Styles

A style is a programmatic way of defining what your code visually looks like. Do you use tabs or spaces? How many spaces is a tab composed of? When do you make a new line vs. not? These are all questions that are answered by a style.

Styles, by themselves, cannot be directly applied to your code. Instead, styles are used when a recipe makes changes to your code. For example, if a recipe was going to add a new method to an existing file, the style would determine things like how it's capitalized, what spaces exist or don't exist between params, and whether the { should go on a new line or not.

By default, when you run a recipe, OpenRewrite will look at the existing code in your project to determine what "style" you have. It will then do its best to ensure recipes produce code according to that style.

There may be some cases where you want to ensure a recipe outputs code in a different style, though. In that case, OpenRewrite allows you to programmatically define and use a style.

Let's walk through everything you need to know to do this.

Developing styles

There are two ways you can create a style: via a declarative YAML file (recommended) or programmatically in Java.

Declarative styles

There are two places where you can declaratively define a YAML style:

  1. In the rewrite.yml file of a project that applies rewrite recipes via the rewrite gradle plugin or the rewrite maven plugin.

  2. Inside the META-INF/rewrite folder that gets bundled into the JAR for your project.

If you define a style in the rewrite.yml file, it will not be included in the JARs published from your project.

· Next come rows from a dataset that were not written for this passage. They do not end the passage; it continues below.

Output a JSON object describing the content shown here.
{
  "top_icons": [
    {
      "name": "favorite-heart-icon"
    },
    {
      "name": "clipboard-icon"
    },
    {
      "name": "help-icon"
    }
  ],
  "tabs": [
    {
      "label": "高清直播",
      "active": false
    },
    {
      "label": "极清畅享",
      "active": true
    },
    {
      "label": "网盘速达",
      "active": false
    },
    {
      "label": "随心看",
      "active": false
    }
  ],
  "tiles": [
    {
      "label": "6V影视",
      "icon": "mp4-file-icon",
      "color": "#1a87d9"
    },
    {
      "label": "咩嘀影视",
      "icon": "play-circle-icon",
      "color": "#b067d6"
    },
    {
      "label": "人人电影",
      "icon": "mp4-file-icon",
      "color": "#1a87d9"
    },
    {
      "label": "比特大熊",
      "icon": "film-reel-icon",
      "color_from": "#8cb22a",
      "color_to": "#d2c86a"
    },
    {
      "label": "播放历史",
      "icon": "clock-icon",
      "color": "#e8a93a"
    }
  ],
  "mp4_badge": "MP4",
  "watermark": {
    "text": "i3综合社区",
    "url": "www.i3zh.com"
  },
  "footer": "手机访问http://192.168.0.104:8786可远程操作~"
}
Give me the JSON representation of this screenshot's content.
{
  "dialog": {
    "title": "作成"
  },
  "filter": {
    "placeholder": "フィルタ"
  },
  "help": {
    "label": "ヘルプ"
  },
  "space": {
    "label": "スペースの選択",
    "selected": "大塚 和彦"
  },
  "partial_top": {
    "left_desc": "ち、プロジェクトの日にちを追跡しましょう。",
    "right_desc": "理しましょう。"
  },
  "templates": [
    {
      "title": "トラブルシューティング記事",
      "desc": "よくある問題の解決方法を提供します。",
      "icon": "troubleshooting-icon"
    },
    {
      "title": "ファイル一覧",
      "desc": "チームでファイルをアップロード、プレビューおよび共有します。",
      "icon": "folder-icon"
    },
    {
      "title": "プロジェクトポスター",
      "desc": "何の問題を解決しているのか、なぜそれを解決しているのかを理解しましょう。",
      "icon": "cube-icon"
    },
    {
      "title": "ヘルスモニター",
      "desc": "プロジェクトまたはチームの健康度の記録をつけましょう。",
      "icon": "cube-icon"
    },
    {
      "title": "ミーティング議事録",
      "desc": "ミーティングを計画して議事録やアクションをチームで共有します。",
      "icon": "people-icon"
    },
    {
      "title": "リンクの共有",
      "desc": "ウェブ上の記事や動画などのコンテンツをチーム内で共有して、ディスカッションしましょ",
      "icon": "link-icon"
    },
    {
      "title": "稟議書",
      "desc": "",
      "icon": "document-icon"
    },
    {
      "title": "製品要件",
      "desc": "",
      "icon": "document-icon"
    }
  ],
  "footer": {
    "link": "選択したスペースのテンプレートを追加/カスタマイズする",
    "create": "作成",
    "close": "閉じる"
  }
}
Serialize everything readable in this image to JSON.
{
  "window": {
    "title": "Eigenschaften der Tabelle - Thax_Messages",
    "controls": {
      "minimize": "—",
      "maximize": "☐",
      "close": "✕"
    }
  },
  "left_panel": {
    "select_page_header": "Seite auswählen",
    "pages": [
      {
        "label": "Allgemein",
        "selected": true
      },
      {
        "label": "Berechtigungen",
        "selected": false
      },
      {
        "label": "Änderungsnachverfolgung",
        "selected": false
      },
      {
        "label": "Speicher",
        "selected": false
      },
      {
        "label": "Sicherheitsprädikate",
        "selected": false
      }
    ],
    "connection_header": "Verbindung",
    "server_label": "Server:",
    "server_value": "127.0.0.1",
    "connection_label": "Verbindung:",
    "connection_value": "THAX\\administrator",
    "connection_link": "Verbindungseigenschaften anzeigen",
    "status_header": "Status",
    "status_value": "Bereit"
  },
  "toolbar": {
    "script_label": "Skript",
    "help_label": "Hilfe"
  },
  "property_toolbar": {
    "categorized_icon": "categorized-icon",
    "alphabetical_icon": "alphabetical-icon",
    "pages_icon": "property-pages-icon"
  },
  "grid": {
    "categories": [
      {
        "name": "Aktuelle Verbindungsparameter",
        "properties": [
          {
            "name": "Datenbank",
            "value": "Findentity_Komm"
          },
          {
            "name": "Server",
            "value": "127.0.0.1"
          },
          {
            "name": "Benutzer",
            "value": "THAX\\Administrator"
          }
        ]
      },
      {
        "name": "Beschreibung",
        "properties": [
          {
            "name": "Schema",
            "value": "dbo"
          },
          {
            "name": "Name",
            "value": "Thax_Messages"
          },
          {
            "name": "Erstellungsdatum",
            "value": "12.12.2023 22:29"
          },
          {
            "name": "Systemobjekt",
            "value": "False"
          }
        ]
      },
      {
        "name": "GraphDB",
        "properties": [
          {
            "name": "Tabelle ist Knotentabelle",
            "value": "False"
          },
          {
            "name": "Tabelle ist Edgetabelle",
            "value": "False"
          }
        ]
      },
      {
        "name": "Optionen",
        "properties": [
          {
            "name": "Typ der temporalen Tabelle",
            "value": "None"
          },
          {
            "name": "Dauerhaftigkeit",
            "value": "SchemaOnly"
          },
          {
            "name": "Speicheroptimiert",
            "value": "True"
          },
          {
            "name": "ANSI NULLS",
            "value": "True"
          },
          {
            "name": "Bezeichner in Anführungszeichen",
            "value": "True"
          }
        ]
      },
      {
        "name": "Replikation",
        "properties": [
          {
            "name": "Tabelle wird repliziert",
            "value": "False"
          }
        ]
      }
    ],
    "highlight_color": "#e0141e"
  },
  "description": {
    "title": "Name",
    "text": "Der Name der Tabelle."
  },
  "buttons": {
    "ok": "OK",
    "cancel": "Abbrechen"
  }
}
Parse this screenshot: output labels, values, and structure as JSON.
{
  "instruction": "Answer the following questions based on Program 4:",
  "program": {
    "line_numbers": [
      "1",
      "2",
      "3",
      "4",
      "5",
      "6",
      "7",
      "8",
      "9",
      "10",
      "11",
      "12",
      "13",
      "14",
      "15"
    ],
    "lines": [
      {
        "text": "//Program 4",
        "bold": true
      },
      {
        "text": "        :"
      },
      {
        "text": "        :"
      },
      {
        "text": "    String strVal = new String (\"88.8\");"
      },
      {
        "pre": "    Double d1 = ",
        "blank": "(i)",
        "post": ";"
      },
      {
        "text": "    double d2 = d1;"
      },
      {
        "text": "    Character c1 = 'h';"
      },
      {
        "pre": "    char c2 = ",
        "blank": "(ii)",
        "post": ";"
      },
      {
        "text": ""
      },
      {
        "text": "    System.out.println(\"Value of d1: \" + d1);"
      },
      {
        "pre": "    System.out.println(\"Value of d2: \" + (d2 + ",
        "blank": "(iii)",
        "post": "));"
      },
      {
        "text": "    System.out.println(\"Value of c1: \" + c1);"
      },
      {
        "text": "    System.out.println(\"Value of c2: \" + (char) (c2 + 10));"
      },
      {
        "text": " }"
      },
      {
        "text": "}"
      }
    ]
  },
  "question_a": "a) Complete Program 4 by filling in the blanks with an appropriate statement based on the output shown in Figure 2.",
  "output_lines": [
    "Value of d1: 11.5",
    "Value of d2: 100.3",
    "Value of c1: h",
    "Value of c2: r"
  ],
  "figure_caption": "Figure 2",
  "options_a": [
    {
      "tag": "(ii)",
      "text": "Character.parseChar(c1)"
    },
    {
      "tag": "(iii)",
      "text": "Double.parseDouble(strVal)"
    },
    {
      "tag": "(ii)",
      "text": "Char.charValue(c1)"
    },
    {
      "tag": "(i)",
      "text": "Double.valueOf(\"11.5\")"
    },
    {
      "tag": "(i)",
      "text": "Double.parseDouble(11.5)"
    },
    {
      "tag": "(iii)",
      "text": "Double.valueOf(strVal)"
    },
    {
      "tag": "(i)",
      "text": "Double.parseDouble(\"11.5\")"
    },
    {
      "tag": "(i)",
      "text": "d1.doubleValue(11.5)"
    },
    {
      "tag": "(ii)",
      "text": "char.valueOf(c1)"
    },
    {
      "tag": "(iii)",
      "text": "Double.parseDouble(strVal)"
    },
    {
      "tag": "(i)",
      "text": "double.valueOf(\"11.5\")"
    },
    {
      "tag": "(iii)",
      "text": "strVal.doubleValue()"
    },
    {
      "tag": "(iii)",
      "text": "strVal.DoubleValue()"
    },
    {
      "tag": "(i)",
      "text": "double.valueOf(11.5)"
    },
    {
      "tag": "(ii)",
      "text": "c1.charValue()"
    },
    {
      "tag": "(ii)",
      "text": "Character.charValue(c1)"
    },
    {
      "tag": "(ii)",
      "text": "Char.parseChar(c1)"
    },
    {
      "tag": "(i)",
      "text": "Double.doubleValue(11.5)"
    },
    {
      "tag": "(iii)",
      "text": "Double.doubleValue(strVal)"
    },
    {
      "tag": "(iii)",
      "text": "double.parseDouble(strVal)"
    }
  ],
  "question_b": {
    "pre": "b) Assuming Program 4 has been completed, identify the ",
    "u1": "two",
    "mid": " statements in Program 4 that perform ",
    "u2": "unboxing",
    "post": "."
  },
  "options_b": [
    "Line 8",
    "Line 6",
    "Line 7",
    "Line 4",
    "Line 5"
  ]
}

If you want to distribute a style and apply it to other projects, you'll need to create it inside of the META-INF/rewrite folder of a JAR.

Format

Regardless of where you define the style, the style must adhere to the following format:

You can find the full style schema here.

Example

This style specifies that tabs should be used for indentation and that at least 9999 imports from a given package should be required before collapsing them into a single star import:

---
type: specs.openrewrite.org/v1beta/style
name: com.yourorg.YesTabsNoStarImports
styleConfigs:
  - org.openrewrite.java.style.TabsAndIndentsStyle:
      useTabCharacter: true
  - org.openrewrite.java.style.ImportLayoutStyle:
      classCountToUseStarImport: 9999

To see how you would use this style in your project, please jump to using styles.

Programmatically in Java

When you go to specify a style to use, the style needs to be a NamedStyles. A NamedStyles contains one or more Style objects.

If you want to make a style in Java, you will need to extend the NamedStyles class such as in our IntelliJ style. You'll then need to make sure that your style class returns a collection of these Style objects.

When a user goes to activate your style, all of the styles provided by your style will be merged together and given precedence over any auto-detected styles. If your style does not specify a particular way to handle something, the default detected style will be used.

Using styles

To enable a style so that it is used for any formatting performed by an OpenRewrite recipe, please:

Update your build.gradle file to include an activeStyle such as in:

rewrite {
  activeRecipe("someRecipe")

  // This style is made up for the sake of example.
  activeStyle("com.yourorg.YesTabsNoStarImports")
}

Once the style has been specified as an activeStyle, the next time any OpenRewrite recipe is run in that project, any formatting it performs will take these styles into account.

Reformatting your code

If you want to reformat your code to conform to your configured style so you can ensure consistency throughout your code base, you can use the format Java code recipe.